Le ministre de la Justice, Félix Braz, a présenté mercredi un projet de loi qui devrait permettre aux personnes transgenres et intersexes de changer d’identité plus facilement. Une initiative que saluent les associations.
C’est seulement un projet de loi qu’a présenté Félix Braz, mais c’est un pas énorme pour les associations et les personnes concernées, celles qui se définissent d’un genre différent de celui assigné à la naissance. Actuellement la procédure est longue et coûteuse pour ces individus. Il s’agit d’une procédure judiciaire de rectification de l’acte de l’état civil qui est actuellement applicable tant aux personnes transgenres qu’intersexes, et se fait en application de l’article 99 du Code civil qui vise la rectification de l’acte de l’état civil.
Les personnes souhaitant modifier la mention du sexe et, de manière accessoire, leur(s) prénom(s) doivent aujourd’hui introduire une requête devant le tribunal d’arrondissement compétent qui statue sur les conclusions du procureur d’État. À défaut d’un cadre législatif spécifique, les conditions et critères pour obtenir la modification de la mention du sexe et du ou des prénoms ont été établis par la jurisprudence.
Ainsi, le juge luxembourgeois se basait traditionnellement sur des certificats médicaux posant le diagnostic de transsexualisme, ainsi que sur des certificats médicaux établissant le caractère irréversible du changement de sexe par des traitements hormonaux et opérations de réassignation sexuelle. Un parcours du combattant très lourd et très lent. Cela fait sept ans que l’ASBL Intersex & Transgender Luxembourg milite pour que l’aspect pathologique du transsexualisme disparaisse. C’est désormais chose faite avec ce projet de loi.
Autodétermination de la personne intéressée
Car même si la jurisprudence avait évolué et n’imposait plus de certificats d’opération à caractère irréversible, les personnes concernées devaient toujours donner des certificats médicaux et passer par la justice pour obtenir un changement d’état civil. Désormais, le projet de loi précise que la modification du sexe à l’état civil sera basée sur l’autodétermination de la personne intéressée, sans requérir des certificats médicaux à l’appui de la demande. Au-delà donc de simplifier les démarches et que cela passe par l’administration au lieu de la justice, il s’agit de dépathologiser le fait de changer de sexe. Pas une maladie, pas une déviance.

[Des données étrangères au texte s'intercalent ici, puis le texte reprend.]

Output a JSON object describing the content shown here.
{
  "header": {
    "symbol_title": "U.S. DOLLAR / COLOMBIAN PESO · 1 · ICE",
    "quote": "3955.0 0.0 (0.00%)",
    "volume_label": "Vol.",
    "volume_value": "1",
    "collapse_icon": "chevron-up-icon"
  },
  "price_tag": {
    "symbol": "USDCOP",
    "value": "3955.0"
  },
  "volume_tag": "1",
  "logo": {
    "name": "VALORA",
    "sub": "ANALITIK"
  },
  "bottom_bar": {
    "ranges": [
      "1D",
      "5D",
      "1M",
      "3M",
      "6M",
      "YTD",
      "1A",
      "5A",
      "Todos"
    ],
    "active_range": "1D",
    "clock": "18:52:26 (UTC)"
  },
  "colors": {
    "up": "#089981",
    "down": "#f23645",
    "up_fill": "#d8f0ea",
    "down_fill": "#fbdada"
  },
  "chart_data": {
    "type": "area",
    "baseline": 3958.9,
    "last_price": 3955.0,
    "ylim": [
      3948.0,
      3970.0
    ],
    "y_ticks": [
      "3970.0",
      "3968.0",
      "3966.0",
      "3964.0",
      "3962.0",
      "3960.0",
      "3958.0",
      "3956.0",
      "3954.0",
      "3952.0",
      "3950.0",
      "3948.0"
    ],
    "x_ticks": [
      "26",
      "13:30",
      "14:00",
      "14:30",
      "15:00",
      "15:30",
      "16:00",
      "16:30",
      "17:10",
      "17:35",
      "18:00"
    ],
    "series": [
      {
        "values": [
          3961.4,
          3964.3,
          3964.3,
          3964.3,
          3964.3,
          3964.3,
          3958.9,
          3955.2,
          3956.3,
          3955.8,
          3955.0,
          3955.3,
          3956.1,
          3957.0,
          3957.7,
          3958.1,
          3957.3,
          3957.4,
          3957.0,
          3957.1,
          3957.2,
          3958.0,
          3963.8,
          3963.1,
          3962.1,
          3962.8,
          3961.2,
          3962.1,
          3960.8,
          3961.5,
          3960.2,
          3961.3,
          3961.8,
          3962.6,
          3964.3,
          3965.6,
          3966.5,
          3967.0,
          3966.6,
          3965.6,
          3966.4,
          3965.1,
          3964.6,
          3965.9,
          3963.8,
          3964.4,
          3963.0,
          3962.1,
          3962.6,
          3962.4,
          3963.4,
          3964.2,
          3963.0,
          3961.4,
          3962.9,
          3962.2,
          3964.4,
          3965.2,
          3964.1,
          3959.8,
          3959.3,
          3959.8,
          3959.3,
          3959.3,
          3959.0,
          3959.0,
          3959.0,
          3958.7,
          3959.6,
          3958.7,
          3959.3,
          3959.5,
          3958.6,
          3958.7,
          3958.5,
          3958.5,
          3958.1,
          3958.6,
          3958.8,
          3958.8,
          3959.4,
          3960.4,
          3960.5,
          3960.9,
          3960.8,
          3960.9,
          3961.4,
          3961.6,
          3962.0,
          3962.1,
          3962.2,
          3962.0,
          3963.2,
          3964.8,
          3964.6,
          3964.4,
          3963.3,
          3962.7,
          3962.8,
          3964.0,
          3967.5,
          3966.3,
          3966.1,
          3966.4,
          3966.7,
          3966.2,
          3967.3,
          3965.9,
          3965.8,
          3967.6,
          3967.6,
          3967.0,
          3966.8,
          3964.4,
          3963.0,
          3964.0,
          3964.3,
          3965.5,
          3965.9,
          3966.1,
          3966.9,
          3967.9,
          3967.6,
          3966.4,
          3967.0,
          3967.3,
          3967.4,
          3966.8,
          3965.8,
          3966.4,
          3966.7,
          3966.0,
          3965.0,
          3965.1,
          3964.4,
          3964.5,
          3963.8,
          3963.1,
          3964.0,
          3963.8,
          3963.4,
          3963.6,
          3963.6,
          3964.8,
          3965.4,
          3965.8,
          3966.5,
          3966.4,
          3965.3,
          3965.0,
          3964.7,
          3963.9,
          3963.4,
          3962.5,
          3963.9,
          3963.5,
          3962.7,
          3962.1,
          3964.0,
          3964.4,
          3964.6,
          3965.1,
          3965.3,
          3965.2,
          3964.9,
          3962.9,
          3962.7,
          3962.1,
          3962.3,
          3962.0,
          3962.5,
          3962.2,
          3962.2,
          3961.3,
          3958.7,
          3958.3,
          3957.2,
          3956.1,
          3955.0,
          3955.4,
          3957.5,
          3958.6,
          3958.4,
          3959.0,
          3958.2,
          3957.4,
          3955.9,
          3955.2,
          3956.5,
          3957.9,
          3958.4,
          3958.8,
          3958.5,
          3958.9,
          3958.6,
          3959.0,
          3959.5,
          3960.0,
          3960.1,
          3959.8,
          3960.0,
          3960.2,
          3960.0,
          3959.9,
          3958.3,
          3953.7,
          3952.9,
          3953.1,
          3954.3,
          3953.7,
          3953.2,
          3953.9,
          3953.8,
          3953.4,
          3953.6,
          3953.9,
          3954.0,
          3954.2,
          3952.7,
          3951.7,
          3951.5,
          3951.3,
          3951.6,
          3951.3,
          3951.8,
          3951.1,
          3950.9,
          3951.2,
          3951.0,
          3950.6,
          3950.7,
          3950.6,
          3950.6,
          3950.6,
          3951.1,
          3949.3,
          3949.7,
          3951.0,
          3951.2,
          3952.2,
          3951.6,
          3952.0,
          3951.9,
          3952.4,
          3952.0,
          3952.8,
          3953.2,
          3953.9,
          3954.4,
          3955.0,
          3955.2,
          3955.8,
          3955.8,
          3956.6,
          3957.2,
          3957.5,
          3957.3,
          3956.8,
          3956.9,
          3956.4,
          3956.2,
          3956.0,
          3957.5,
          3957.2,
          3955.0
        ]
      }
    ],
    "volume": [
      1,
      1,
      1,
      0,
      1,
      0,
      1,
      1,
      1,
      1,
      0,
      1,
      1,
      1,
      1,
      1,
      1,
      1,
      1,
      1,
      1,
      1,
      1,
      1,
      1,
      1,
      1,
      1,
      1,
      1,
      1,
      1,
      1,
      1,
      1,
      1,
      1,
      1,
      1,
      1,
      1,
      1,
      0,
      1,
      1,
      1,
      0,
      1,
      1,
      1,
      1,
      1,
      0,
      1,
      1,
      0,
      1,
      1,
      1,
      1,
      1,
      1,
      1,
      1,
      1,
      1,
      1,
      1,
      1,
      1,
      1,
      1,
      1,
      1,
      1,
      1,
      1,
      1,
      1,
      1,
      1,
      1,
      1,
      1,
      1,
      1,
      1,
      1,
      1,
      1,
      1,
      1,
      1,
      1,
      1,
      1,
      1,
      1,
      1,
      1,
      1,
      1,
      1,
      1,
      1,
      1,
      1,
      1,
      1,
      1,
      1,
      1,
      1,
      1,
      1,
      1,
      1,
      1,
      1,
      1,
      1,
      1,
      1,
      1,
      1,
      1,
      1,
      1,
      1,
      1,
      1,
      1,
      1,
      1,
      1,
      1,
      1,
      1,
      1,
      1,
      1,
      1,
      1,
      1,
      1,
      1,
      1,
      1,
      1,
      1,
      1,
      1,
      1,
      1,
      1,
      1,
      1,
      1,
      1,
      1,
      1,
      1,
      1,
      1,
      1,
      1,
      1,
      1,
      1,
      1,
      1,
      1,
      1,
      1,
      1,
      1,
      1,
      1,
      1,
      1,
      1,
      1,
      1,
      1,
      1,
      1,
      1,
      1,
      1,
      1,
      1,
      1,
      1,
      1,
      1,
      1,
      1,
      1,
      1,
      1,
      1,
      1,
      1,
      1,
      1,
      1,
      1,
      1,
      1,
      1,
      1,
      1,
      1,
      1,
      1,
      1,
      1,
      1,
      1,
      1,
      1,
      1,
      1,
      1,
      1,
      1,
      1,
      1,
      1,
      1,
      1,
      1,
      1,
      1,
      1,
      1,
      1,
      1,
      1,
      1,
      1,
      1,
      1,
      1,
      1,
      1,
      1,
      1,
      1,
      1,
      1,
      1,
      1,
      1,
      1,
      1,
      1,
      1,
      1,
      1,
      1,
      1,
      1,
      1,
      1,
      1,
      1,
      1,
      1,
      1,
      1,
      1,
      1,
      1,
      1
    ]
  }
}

Le Luxembourg a suivi les recommandations au niveau européen qui vont dans ce sens avec la résolution 2048 (en 2015) de l’Assemblée parlementaire du Conseil de l’Europe sur la discrimination à l’encontre des personnes transgenres en Europe.
Une victoire pour le Dr Erik Schneider, d’Intersex & Transgender Luxembourg : «Nous sommes ravis, le Luxembourg a beaucoup bougé ces dernières années et le sujet avait fait consensus auprès de tous les partis politiques. Si la loi pouvait passer d’ici à la fin de l’année, ça serait parfait.» L’association salue le fait que le projet de loi reflète le souci de minimiser autant que possible les discriminations : une procédure déclarative garantissant l’autodétermination est prévue, la vie privée est respectée par la notification individuelle de l’arrêté ministériel autorisant la modification de l’état civil, des dispositions sont prises pour protéger les personnes mineures et celles de nationalité étrangère, y compris réfugiées.
Difficile de savoir combien de personnes sont en attente d’une telle mesure, mais la maman d’un adolescent transgenre attend la loi avec impatience : «Nous avons entamé les démarches, mais cela bloque car il est mineur. Avec la nouvelle loi tout pourrait changer pour lui. J’aimerais tellement qu’il ait son nouveau prénom sur son diplôme de fin d’études. Il veut aller à l’étranger pour faire ses études et ne plus avoir à se justifier sur son genre. Il sait ce qu’il veut.» Pour les mineurs, le projet de loi prévoit que les parents ou le tuteur légal soit en mesure de faire la demande, en accord avec le jeune quand il a plus de 12 ans. Une démarche positive et inclusive.
En parallèle, les députées CSV Sylvie Andrich-Duval et Françoise Hetto-Gaasch avaient déposé le 23 février 2016 un avant-projet de loi sur la même thématique. «Nous allions aussi vers la dépathologisation, mais en gardant une procédure judiciaire et un entretien préalable avec un médecin. Ce projet de loi du gouvernement est certainement plus complet puisqu’il englobe également les personnes intersexes. Mais nous avons initié le débat pour faire bouger les choses», explique Sylvie Andrich-Duval.